The paradigm goes that Internet has ripped open the flood gates of music access and left the scourge of illegal downloading to run free; there’s middle-aged moms and college students with copious RIAA fees to prove that point. But in a shift in the dynamic, governing body the International Federation of the Phonographic Industry released a report that touts that legal downloading sales are fighting back.
The surge, led by Lady Gaga‘s 9.8 million units, saw singles sales increase overall by 10% to 1.5 billion units in 2009. Digital album sales were also up by 20% to a total revenue of $4.2 billion. Despite the good news, CD sales were down by 12% in the first half of 2009. This is another case of bad news as sales have decreased by 30% since 2004. Compounding the problem is, as expected, illegal downloading, which the IFPI says makes up 95% of all music downloads, even with the number of licensed music services increasing from 50 to 400 between 2003 and 2009.
“Mass piracy is continuing to hurt the industry,” IFPI chief executive John Kennedy said. Illegal downloads, he added, only act as a “disincentive for people to invest in the market.”
Their resolution to the issue is to turn toward the government and enact legislation that would warn users and then disconnect their Internet connection after further violations. Such legislation have already passed in France, South Korea, and Taiwan.
“We are doing all we can to cater for an increasing want to consume music legitimately,” said Rob Wells, senior vice-president, digital, for Universal Music Group International.

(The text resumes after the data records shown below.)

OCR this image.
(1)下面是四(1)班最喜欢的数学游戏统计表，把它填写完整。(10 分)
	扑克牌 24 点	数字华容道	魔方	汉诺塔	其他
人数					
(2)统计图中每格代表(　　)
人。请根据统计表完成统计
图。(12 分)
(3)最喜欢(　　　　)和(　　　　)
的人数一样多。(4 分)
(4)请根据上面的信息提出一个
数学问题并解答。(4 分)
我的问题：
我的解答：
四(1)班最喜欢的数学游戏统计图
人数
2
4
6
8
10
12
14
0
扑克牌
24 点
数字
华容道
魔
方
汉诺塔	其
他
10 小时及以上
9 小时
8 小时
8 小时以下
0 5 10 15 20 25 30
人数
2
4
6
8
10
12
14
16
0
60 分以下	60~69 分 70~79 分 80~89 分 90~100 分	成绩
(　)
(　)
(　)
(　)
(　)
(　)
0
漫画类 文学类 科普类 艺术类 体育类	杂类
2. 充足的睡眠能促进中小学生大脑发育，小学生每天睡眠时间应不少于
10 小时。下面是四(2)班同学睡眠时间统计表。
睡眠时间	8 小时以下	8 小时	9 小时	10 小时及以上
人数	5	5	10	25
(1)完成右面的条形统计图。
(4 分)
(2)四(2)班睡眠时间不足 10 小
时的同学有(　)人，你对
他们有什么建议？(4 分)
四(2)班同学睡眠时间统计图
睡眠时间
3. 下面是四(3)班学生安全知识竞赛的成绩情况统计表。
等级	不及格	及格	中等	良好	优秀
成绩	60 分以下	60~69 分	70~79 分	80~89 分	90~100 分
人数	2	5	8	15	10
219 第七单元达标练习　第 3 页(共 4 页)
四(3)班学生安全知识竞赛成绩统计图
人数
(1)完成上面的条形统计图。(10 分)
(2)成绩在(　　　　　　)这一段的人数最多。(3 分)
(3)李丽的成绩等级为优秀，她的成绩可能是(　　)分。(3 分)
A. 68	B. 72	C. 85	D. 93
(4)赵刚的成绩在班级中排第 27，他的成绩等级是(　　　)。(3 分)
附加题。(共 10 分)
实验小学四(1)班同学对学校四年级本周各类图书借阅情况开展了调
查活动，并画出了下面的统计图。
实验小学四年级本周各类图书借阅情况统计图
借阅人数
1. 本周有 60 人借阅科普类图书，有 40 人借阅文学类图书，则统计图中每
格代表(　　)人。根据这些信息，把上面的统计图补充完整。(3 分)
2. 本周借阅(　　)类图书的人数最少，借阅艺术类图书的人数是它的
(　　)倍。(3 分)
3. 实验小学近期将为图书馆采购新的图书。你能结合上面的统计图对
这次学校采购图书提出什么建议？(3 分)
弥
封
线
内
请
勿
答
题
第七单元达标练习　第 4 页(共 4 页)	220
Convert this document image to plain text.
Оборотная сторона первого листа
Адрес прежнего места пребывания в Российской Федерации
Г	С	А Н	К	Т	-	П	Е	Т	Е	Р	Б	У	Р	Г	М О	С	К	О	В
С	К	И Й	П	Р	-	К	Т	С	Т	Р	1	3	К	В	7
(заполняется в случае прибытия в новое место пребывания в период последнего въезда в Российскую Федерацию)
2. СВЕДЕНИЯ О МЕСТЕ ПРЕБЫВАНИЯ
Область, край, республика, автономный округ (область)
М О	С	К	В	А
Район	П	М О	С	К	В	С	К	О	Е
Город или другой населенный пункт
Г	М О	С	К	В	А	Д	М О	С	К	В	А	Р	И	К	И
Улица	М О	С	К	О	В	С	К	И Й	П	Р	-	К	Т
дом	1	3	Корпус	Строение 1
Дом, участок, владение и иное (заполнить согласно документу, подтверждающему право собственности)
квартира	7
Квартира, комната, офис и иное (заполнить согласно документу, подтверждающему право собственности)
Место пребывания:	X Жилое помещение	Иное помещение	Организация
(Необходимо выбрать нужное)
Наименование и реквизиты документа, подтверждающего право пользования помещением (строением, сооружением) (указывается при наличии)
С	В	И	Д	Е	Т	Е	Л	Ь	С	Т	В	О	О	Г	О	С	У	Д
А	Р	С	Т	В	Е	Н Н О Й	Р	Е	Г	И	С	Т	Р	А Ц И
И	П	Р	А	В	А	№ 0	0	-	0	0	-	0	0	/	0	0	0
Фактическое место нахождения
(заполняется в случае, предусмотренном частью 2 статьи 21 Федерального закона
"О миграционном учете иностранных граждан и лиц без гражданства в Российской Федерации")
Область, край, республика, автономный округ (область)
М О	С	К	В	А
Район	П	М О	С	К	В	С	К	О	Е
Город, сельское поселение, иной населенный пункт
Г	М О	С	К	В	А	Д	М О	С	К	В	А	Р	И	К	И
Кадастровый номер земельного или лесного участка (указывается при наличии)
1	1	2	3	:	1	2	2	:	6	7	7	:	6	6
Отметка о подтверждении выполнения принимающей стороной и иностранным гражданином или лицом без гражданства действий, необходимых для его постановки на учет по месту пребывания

While legislation may help, most labels and invested organizations are putting their hopes in the growing licensed music services. While a service like Orange Monkey, which is a pay-as-you-go program from Orange, Universal Music Group and 4Music, has seen 110,000 subscribers since it began six months ago, they’re not always fool-proof. While the program blocked 340,000 illegal downloads, another 50,000 weren’t.